Lo stile e certe tematiche sono comunque sempre molto riconoscibili. Un esempio è certamente l’elemento del gruppo e degli individui che lo compongono, con le loro strane e particolari interazioni al suo interno, e i particolari tratti caratteristici dei membri, i quali rendono ogni personaggio unico e “strano” allo stesso tempo. Per non parlare della scelta registica di mantenere la lingua originale per la gran parte degli umani (il giapponese) e far parlare i cani in inglese, mettendo questi due mondi, all’apparenza diversi, sullo stesso piano e avvicinando gli spettatori, addirittura, più al secondo.
La parola chiave è “ingenuità”. L’ingenuità di un gruppo di cani che vivono in un’isola di rifiuti, esiliati dalla società e costretti a lottare per la più esigua fonte di cibo, che si imbattono in un’impresa più grande di loro, con una naturalezza fa sembrare il giorno di tale impresa uno come tanti.
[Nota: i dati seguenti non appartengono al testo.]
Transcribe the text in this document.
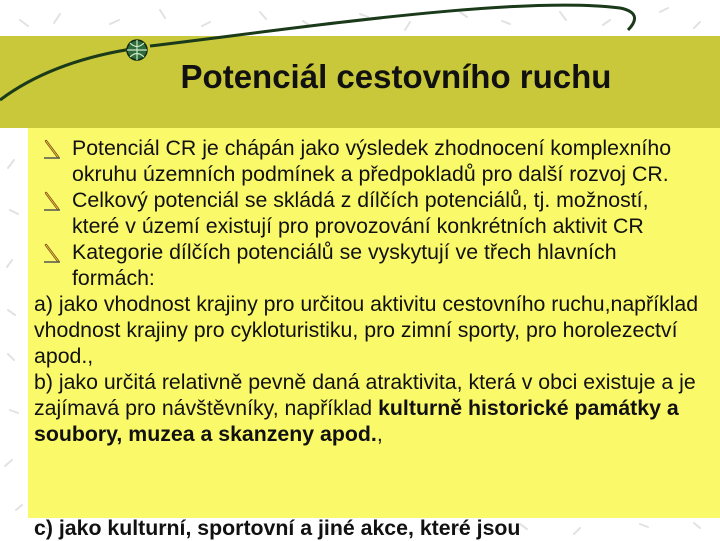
Potenciál cestovního ruchu

Potenciál CR je chápán jako výsledek zhodnocení komplexního okruhu územních podmínek a předpokladů pro další rozvoj CR.

Celkový potenciál se skládá z dílčích potenciálů, tj. možností, které v území existují pro provozování konkrétních aktivit CR

Kategorie dílčích potenciálů se vyskytují ve třech hlavních formách:

a) jako vhodnost krajiny pro určitou aktivitu cestovního ruchu,například vhodnost krajiny pro cykloturistiku, pro zimní sporty, pro horolezectví apod.,

b) jako určitá relativně pevně daná atraktivita, která v obci existuje a je zajímavá pro návštěvníky, například kulturně historické památky a soubory, muzea a skanzeny apod.,

c) jako kulturní, sportovní a jiné akce, které jsou
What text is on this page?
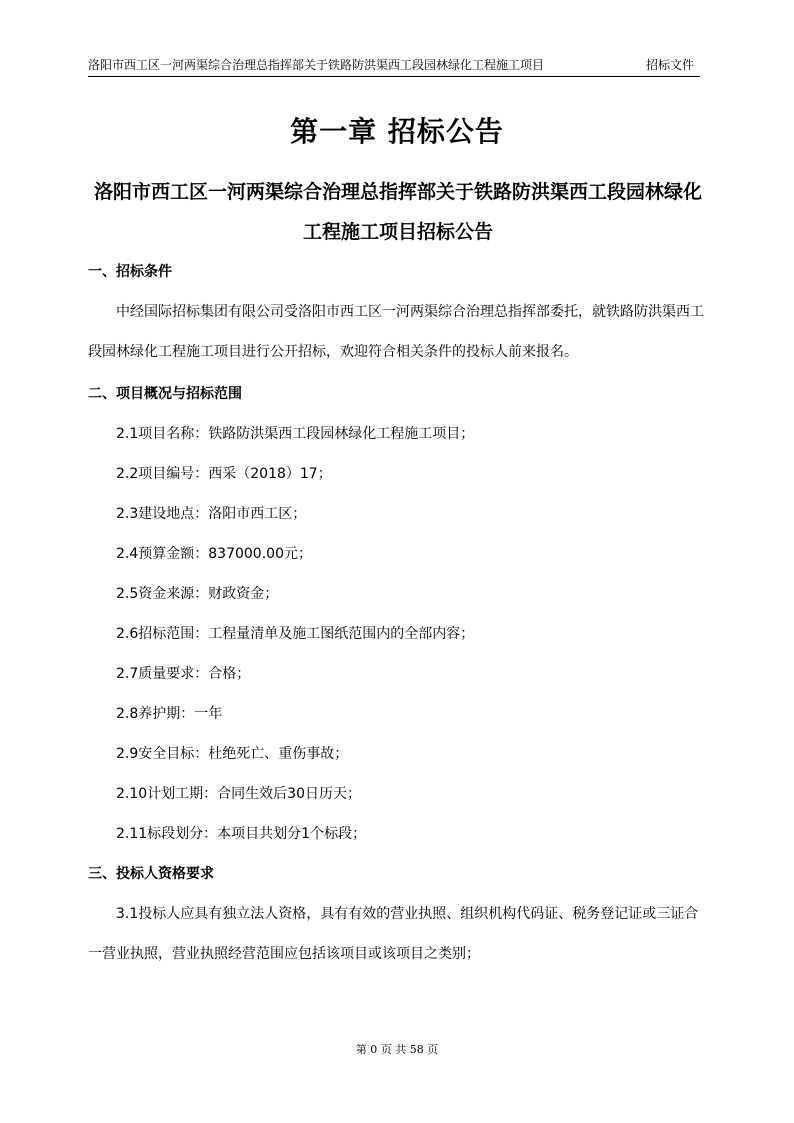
洛阳市西工区一河两渠综合治理总指挥部关于铁路防洪渠西工段园林绿化工程施工项目	招标文件
第一章 招标公告
洛阳市西工区一河两渠综合治理总指挥部关于铁路防洪渠西工段园林绿化工程施工项目招标公告
一、招标条件
中经国际招标集团有限公司受洛阳市西工区一河两渠综合治理总指挥部委托，就铁路防洪渠西工段园林绿化工程施工项目进行公开招标，欢迎符合相关条件的投标人前来报名。
二、项目概况与招标范围
2.1项目名称：铁路防洪渠西工段园林绿化工程施工项目；
2.2项目编号：西采（2018）17；
2.3建设地点：洛阳市西工区；
2.4预算金额：837000.00元；
2.5资金来源：财政资金；
2.6招标范围：工程量清单及施工图纸范围内的全部内容；
2.7质量要求：合格；
2.8养护期：一年
2.9安全目标：杜绝死亡、重伤事故；
2.10计划工期：合同生效后30日历天；
2.11标段划分：本项目共划分1个标段；
三、投标人资格要求
3.1投标人应具有独立法人资格，具有有效的营业执照、组织机构代码证、税务登记证或三证合一营业执照，营业执照经营范围应包括该项目或该项目之类别；
第 0 页 共 58 页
L’ingenuità del ragazzino, Atari, nel voler ritrovare a tutti i costi l’amato cane che gli era stato vicino nel momento del bisogno, non conoscendo la sorte del fidato segugio dopo essere stato spedito nell’isola.
Tematiche sempre care ad Anderson, dato il suo ricorrere sempre a personaggi quasi inadeguati, irrazionali, caratterizzati spesso come fossero cartoni animati, inseriti in situazioni grottesche e in avventure, come nel caso de “L’isola dei Cani”, al confine della fiaba.
Un film, insomma, che non deve mancare per apprendere maggiormente il regista, e allo stesso tempo una particolare fiaba dai tratti giapponesi ispirata dalla tradizione asiatica con la quale Anderson entra in contatto per la prima volta. Il risultato è senz’altro positivo, non a caso il regista ha ottenuto l’Orso d’Argento per la Miglior Regia e una candidatura all’Orso d’Oro al Festival Internazionale del Cinema di Berlino.